# Nice nice nice!



## bentwoody66 (Feb 7, 2015)

http://pages.ebay.com/link/?nav=item.view&id=351309043460&alt=web


----------



## tanksalot (Feb 7, 2015)

That is Nice.


----------



## bentwoody66 (Feb 7, 2015)

Can't tell if it's restored or not.


----------



## bentwoody66 (Feb 7, 2015)

Could very well be a survivor in my opinion.


----------



## bentwoody66 (Feb 7, 2015)

Would this be a Snyder or CWC built bike?


----------



## Robertriley (Feb 7, 2015)

Snyder I think.
  There should be some decals on it


----------



## JAF/CO (Feb 7, 2015)

this bike is snider built not cwc


----------



## mrg (Feb 10, 2015)

41 Snyder built Hawthorne American missing correct chainguard.


----------



## Robertriley (Feb 10, 2015)

Wrong rims, and I think the stem and bars were replaced too.....but still a great bike


----------



## mrg (Feb 10, 2015)

in 41 chrome started to get scarce, I have seen originals with black hubs & painted rims so you never know


----------



## Robertriley (Feb 10, 2015)

You are correct but I think I found a pic of this bike but it had the rims, stem and bars changed out. I'm 90% sure it's the same bike.  But there's still a chance that I'm incorrect.

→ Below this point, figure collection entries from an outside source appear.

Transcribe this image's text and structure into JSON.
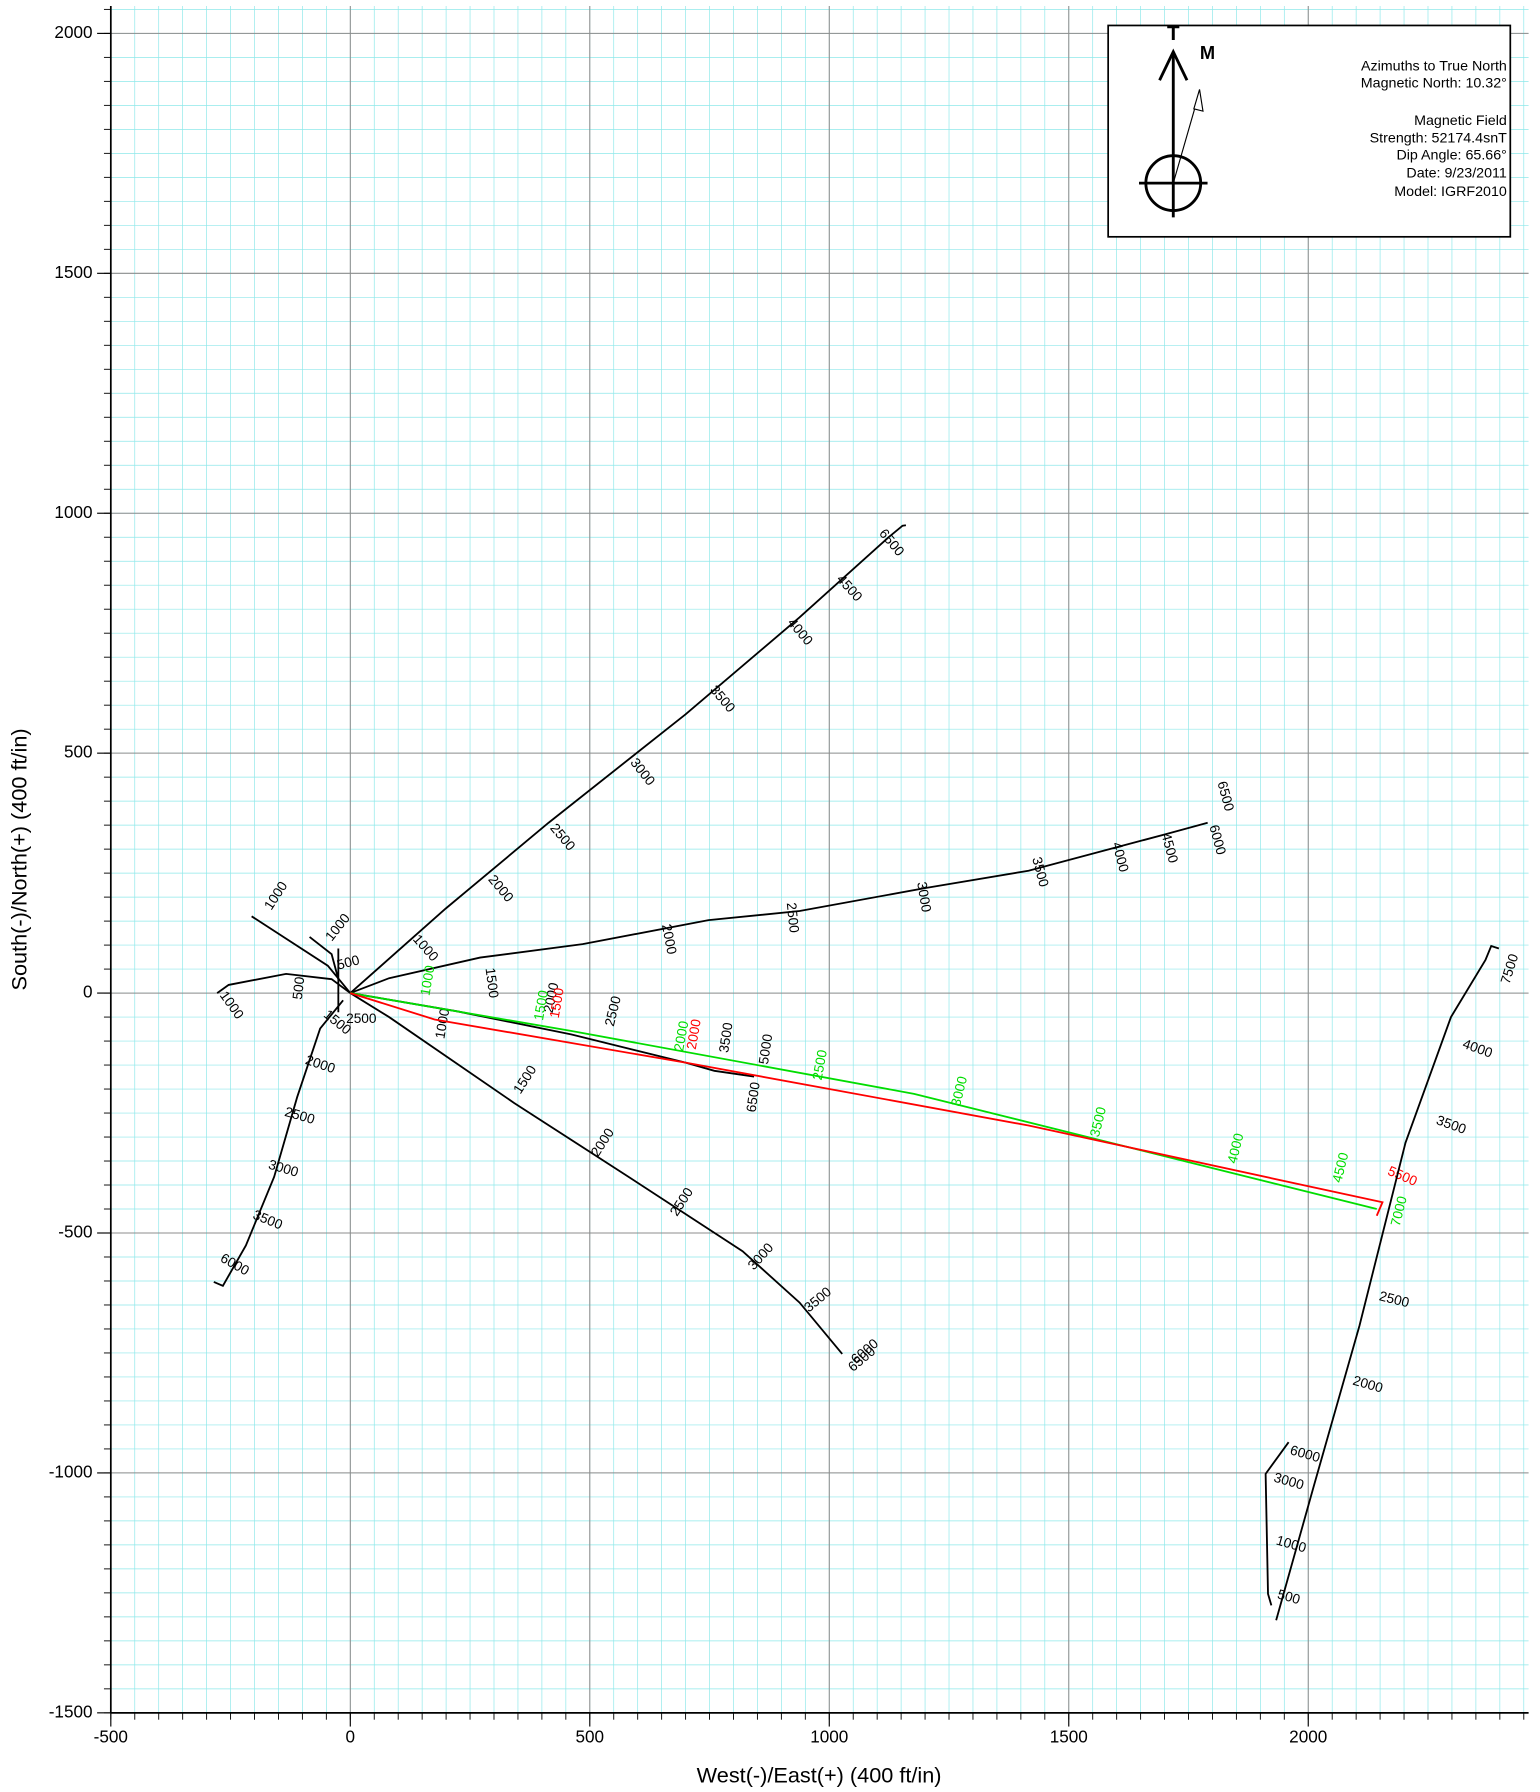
{
  "chart_data": {
    "type": "line",
    "x_label": "West(-)/East(+) (400 ft/in)",
    "y_label": "South(-)/North(+) (400 ft/in)",
    "xlim": [
      -500,
      2460
    ],
    "ylim": [
      -1500,
      2057
    ],
    "xticks": [
      -500,
      0,
      500,
      1000,
      1500,
      2000
    ],
    "yticks": [
      -1500,
      -1000,
      -500,
      0,
      500,
      1000,
      1500,
      2000
    ],
    "grid": true,
    "minor_grid_step": 50,
    "annotation_box": {
      "true_label": "T",
      "magnetic_label": "M",
      "lines": [
        "Azimuths to True North",
        "Magnetic North: 10.32°",
        "Magnetic Field",
        "Strength: 52174.4snT",
        "Dip Angle: 65.66°",
        "Date:  9/23/2011",
        "Model: IGRF2010"
      ]
    },
    "series": [
      {
        "color": "#000000",
        "x": [
          0,
          199,
          414,
          700,
          938,
          1124,
          1153,
          1160
        ],
        "values": [
          0,
          176,
          355,
          581,
          783,
          950,
          974,
          975
        ],
        "labels": [
          {
            "value": 2000,
            "x": 313,
            "y": 217
          },
          {
            "value": 2500,
            "x": 442,
            "y": 324
          },
          {
            "value": 3000,
            "x": 609,
            "y": 460
          },
          {
            "value": 3500,
            "x": 776,
            "y": 612
          },
          {
            "value": 4000,
            "x": 938,
            "y": 752
          },
          {
            "value": 4500,
            "x": 1041,
            "y": 843
          },
          {
            "value": 6500,
            "x": 1129,
            "y": 938
          },
          {
            "value": 1000,
            "x": 156,
            "y": 93
          }
        ]
      },
      {
        "color": "#000000",
        "x": [
          0,
          81,
          271,
          485,
          748,
          938,
          1201,
          1416,
          1702,
          1790
        ],
        "values": [
          0,
          31,
          74,
          102,
          152,
          171,
          219,
          255,
          331,
          355
        ],
        "labels": [
          {
            "value": 1500,
            "x": 294,
            "y": 21
          },
          {
            "value": 2000,
            "x": 664,
            "y": 112
          },
          {
            "value": 2500,
            "x": 922,
            "y": 157
          },
          {
            "value": 3000,
            "x": 1196,
            "y": 200
          },
          {
            "value": 3500,
            "x": 1439,
            "y": 252
          },
          {
            "value": 4000,
            "x": 1606,
            "y": 283
          },
          {
            "value": 4500,
            "x": 1709,
            "y": 302
          },
          {
            "value": 6000,
            "x": 1809,
            "y": 319
          },
          {
            "value": 6500,
            "x": 1826,
            "y": 410
          }
        ]
      },
      {
        "color": "#000000",
        "x": [
          0,
          223,
          461,
          700,
          760,
          843
        ],
        "values": [
          0,
          -38,
          -86,
          -145,
          -162,
          -174
        ],
        "labels": [
          {
            "value": 1000,
            "x": 194,
            "y": -64
          },
          {
            "value": 2000,
            "x": 421,
            "y": -10
          },
          {
            "value": 2500,
            "x": 550,
            "y": -38
          },
          {
            "value": 3500,
            "x": 786,
            "y": -93
          },
          {
            "value": 5000,
            "x": 869,
            "y": -117
          },
          {
            "value": 6500,
            "x": 843,
            "y": -217
          }
        ]
      },
      {
        "color": "#000000",
        "x": [
          0,
          81,
          342,
          581,
          819,
          938,
          1027
        ],
        "values": [
          0,
          -50,
          -229,
          -383,
          -538,
          -645,
          -752
        ],
        "labels": [
          {
            "value": 1500,
            "x": 366,
            "y": -181
          },
          {
            "value": 2000,
            "x": 528,
            "y": -312
          },
          {
            "value": 2500,
            "x": 693,
            "y": -436
          },
          {
            "value": 3000,
            "x": 858,
            "y": -550
          },
          {
            "value": 3500,
            "x": 977,
            "y": -640
          },
          {
            "value": 6000,
            "x": 1075,
            "y": -748
          },
          {
            "value": 6500,
            "x": 1069,
            "y": -764
          }
        ]
      },
      {
        "color": "#000000",
        "x": [
          -15,
          -63,
          -111,
          -159,
          -218,
          -266,
          -285
        ],
        "values": [
          -15,
          -74,
          -217,
          -383,
          -526,
          -610,
          -602
        ],
        "labels": [
          {
            "value": 1500,
            "x": -28,
            "y": -62
          },
          {
            "value": 2000,
            "x": -63,
            "y": -150
          },
          {
            "value": 2500,
            "x": -106,
            "y": -257
          },
          {
            "value": 3000,
            "x": -140,
            "y": -367
          },
          {
            "value": 3500,
            "x": -173,
            "y": -474
          },
          {
            "value": 6000,
            "x": -242,
            "y": -567
          }
        ]
      },
      {
        "color": "#000000",
        "x": [
          0,
          -39,
          -134,
          -254,
          -278
        ],
        "values": [
          0,
          29,
          40,
          17,
          0
        ],
        "labels": [
          {
            "value": 500,
            "x": -106,
            "y": 10
          },
          {
            "value": 1000,
            "x": -249,
            "y": -26
          }
        ]
      },
      {
        "color": "#000000",
        "x": [
          0,
          -47,
          -206
        ],
        "values": [
          0,
          57,
          160
        ],
        "labels": [
          {
            "value": 1000,
            "x": -154,
            "y": 202
          }
        ]
      },
      {
        "color": "#000000",
        "x": [
          -25,
          -39,
          -85
        ],
        "values": [
          29,
          81,
          117
        ],
        "labels": [
          {
            "value": 1000,
            "x": -25,
            "y": 136
          },
          {
            "value": 500,
            "x": -4,
            "y": 62
          }
        ]
      },
      {
        "color": "#000000",
        "x": [
          -25,
          -25
        ],
        "values": [
          93,
          -40
        ],
        "labels": [
          {
            "value": 2500,
            "x": 23,
            "y": -55
          }
        ]
      },
      {
        "color": "#00dd00",
        "x": [
          0,
          462,
          1177,
          2143
        ],
        "values": [
          0,
          -79,
          -210,
          -450
        ],
        "labels": [
          {
            "value": 1000,
            "x": 163,
            "y": 26
          },
          {
            "value": 1500,
            "x": 400,
            "y": -26
          },
          {
            "value": 2000,
            "x": 693,
            "y": -90
          },
          {
            "value": 2500,
            "x": 982,
            "y": -150
          },
          {
            "value": 3000,
            "x": 1273,
            "y": -205
          },
          {
            "value": 3500,
            "x": 1563,
            "y": -269
          },
          {
            "value": 4000,
            "x": 1850,
            "y": -324
          },
          {
            "value": 4500,
            "x": 2069,
            "y": -364
          },
          {
            "value": 7000,
            "x": 2191,
            "y": -455
          }
        ]
      },
      {
        "color": "#ff0000",
        "x": [
          0,
          176,
          700,
          1416,
          2155,
          2143
        ],
        "values": [
          0,
          -55,
          -145,
          -276,
          -436,
          -464
        ],
        "labels": [
          {
            "value": 1500,
            "x": 433,
            "y": -21
          },
          {
            "value": 2000,
            "x": 719,
            "y": -86
          },
          {
            "value": 5500,
            "x": 2196,
            "y": -383
          }
        ]
      },
      {
        "color": "#000000",
        "x": [
          1933,
          2012,
          2107,
          2203,
          2298,
          2370,
          2382,
          2398
        ],
        "values": [
          -1307,
          -1026,
          -693,
          -312,
          -50,
          69,
          98,
          93
        ],
        "labels": [
          {
            "value": 500,
            "x": 1959,
            "y": -1260
          },
          {
            "value": 1000,
            "x": 1964,
            "y": -1150
          },
          {
            "value": 3000,
            "x": 1959,
            "y": -1019
          },
          {
            "value": 6000,
            "x": 1993,
            "y": -962
          },
          {
            "value": 2000,
            "x": 2124,
            "y": -817
          },
          {
            "value": 2500,
            "x": 2179,
            "y": -640
          },
          {
            "value": 3500,
            "x": 2298,
            "y": -276
          },
          {
            "value": 4000,
            "x": 2353,
            "y": -117
          },
          {
            "value": 7500,
            "x": 2422,
            "y": 50
          }
        ]
      },
      {
        "color": "#000000",
        "x": [
          1959,
          1911,
          1916,
          1923
        ],
        "values": [
          -936,
          -1002,
          -1252,
          -1276
        ],
        "labels": []
      }
    ]
  }
}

Either way, nice bike and Bob,the seller is a good guy.


----------



## mrg (Feb 10, 2015)

was the chain guard there in the old pic ?, that's probably the hardest part !


----------



## Robertriley (Feb 11, 2015)

It was the same chain guard.


----------



## Robertriley (Feb 11, 2015)

*It's mine now*

My friend Terry and I were talking about this bike and he was asking me if I was going to pick it up at the last moment.  I told him I didn't need it but if it ends and nobody picks it up, I would grab it.  Well, nobody wanted it so I picked it up.   I will do more research on it to see whats right and whats wrong.  I'm not sure if it will make it into the "Keepers" group on not.   Time will tell.


----------



## Robertriley (Feb 11, 2015)

The 1941 "All American" can in single and two speeds.  The Advertised it for "As low as" $36.45 but picture the two speed.  Once you go down to the bottom of the add the sneaky people at Wards two options and one say as pictured for $40.20.


----------



## mrg (Feb 12, 2015)

wow 2 Hawthorne All American threads in one week


----------